Moving On From a Co-Sex Addict Model
In the book, Your Sexually Addicted Spouse, Steffens tells of an occurrence at the annual conference in 2007 for the Society for the Advancement of Sexual Health (SASH). Robert Weiss, CSAT, author, speaker and director of the Sexual Recovery Institute in Los Angeles, shared that much of his thinking about partners of sex addicts had formerly been based on what he learned as he worked with sex addicts. He said he compared the “out of control” behaviors he sees in addicts to the “out of control” behaviors in partners. Weiss stated,
“My thought was when I first started doing the work (with partners) was, ‘Well, these spouses are out of control. They’re doing detective work, they’re eating, they’re spending his money, they’re furious – they need confronting, containing, managing, too.’ That’s my lack of empathy…and that’s why the trauma issues weren’t addressed: because we just wanted to control all that anger and didn’t really understand it. I think collectively that they had a right to it. And I think it’s really good news to have the experience of both in our clinic for the last year…because I see spouses de-escalated, you know–feeling validated, feeling supported, feeling understood, being given the space to do what they need to do to take care of themselves and not be called crazy because they are so out of control.”
Unfortunately, while some are beginning to get it, the co-sex addict model is still the prevailing paradigm by sex addiction professionals. This model assumes all partners of sex addicts fit a certain mold. It says she is partially responsible for the problem. This is a way of shifting blame away from the addict.
Partners are still being sent to 12-step programs where they are told to accept their part, look at the “nature of their wrongs,” their “defects of character,” and their “shortcomings.” They are also told to make a “list of those they have wronged and make amends.” This is not working. This leaves partners feeling wounded, attacked, blamed, and shamed.

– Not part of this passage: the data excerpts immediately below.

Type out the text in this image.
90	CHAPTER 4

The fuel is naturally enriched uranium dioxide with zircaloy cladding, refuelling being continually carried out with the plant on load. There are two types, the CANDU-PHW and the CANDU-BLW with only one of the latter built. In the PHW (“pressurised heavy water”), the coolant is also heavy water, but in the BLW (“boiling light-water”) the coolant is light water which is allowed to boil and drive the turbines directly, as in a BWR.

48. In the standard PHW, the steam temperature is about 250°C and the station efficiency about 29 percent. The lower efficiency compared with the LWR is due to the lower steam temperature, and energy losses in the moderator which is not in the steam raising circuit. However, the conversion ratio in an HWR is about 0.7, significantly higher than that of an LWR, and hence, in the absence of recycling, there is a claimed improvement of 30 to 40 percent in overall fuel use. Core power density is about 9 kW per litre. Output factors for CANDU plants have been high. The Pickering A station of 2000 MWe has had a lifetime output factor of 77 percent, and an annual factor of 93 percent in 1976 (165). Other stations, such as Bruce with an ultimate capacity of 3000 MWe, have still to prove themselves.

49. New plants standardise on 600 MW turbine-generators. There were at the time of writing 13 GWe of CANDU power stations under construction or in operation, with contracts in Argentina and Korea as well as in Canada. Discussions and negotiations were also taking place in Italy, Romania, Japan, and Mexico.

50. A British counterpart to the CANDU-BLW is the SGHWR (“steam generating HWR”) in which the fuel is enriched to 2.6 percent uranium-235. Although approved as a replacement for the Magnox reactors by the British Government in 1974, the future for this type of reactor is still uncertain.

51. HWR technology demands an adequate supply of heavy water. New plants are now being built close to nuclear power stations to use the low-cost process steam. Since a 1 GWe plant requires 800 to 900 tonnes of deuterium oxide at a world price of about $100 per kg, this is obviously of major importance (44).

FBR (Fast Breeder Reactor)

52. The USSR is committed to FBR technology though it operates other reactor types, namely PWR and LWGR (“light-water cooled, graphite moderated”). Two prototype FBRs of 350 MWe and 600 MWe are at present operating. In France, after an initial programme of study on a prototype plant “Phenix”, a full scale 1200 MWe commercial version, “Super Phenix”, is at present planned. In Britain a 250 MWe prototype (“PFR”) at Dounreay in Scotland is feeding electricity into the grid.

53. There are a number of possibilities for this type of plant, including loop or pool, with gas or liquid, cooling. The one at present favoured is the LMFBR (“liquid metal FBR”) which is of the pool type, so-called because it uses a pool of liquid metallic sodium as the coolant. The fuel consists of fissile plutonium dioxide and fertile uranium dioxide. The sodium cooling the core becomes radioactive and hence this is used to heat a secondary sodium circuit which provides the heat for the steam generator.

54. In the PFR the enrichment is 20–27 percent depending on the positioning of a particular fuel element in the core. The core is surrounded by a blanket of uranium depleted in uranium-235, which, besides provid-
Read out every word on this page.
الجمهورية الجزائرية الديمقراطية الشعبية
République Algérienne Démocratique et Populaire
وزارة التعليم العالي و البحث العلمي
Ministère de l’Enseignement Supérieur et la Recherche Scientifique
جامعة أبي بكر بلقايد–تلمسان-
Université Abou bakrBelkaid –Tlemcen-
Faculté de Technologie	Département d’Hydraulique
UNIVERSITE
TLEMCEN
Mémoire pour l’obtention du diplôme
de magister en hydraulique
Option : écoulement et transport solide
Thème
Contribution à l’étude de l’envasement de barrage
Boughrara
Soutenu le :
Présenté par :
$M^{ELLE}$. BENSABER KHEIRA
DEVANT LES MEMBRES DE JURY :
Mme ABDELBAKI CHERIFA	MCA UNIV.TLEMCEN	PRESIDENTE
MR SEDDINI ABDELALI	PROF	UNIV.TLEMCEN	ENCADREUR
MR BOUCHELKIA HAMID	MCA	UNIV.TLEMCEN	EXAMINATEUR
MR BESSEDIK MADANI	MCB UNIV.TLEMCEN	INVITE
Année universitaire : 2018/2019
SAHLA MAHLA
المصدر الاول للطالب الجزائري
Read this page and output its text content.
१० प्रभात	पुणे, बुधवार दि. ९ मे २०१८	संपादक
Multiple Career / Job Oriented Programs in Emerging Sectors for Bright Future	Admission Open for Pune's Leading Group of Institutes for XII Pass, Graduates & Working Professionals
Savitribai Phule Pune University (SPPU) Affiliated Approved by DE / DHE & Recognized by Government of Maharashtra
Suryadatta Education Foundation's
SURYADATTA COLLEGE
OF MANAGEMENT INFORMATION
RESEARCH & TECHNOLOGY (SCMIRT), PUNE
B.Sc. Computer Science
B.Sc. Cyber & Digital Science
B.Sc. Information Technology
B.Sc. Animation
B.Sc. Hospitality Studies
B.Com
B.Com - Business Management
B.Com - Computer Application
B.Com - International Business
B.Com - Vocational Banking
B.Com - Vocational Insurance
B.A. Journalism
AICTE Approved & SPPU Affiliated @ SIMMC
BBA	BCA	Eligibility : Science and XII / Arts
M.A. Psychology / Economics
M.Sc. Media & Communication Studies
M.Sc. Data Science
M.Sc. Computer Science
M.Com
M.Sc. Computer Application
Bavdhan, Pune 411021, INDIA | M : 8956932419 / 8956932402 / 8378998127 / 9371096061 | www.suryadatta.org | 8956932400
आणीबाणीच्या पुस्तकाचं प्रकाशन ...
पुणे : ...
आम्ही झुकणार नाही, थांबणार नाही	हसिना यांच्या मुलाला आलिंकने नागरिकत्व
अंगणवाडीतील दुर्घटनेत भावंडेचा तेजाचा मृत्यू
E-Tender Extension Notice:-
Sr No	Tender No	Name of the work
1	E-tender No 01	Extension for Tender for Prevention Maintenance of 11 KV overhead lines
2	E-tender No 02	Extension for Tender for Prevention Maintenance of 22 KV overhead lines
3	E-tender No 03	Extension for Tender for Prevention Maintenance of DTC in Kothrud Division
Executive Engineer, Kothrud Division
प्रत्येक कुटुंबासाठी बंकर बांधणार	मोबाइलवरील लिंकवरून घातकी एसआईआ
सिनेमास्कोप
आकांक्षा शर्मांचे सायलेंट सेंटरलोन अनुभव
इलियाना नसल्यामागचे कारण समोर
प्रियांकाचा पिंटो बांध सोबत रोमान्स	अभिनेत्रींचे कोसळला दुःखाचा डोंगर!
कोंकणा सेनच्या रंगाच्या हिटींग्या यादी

How Are We Treating the Spouses?
Can anyone make a sane argument that immediately after discovering a spouse’s multiple infidelities, compulsive pornography use and/or various other betrayals, the best course of action is to start telling her what she has done wrong?
But this is what is happening, and it has to stop.
Yes, some partners of sex addicts have enabled behavior and even done things such as put their children in harm’s way to protect their spouse and hide his addiction. When that is happening, it should be addressed appropriately. But, in Dr. Steffens words, “In my experience, most of these women are very healthy women.”
Please visit my website for partner-sensitive resources. You can also read about the Association of Partners of Sex Addiction Specialists (APSATS), of which I am a member and former board member, created to advocate for partners. One of their biggest missions is to train and certify therapists in the proper treatment of partners of sex addicts. They offer several trainings throughout the year in person or online. If you are a therapist or life coach, please check it out and sign up. If you are a partner of a sex addict, encourage your therapist to attend the training. As new therapists are trained and certified, they will be listed on the APSATS website.
It can feel like an uphill battle when the wife of a sex addict is trying to heal but feels like her voice is being silenced by everyone around her. To that wife I say, be your own advocate. Trust your gut and do not back down. Pray for God to guide you to supportive people who recognize your need to feel safe and can help you get there. Pray for God to guide your husband to people who will help him understand your needs and teach him how to be a safe person for you.
The biggest way to get through to those in helping roles is for partners of sex addicts to demand to be treated better. Eventually, others will have to start listening, as I gratefully already see happening.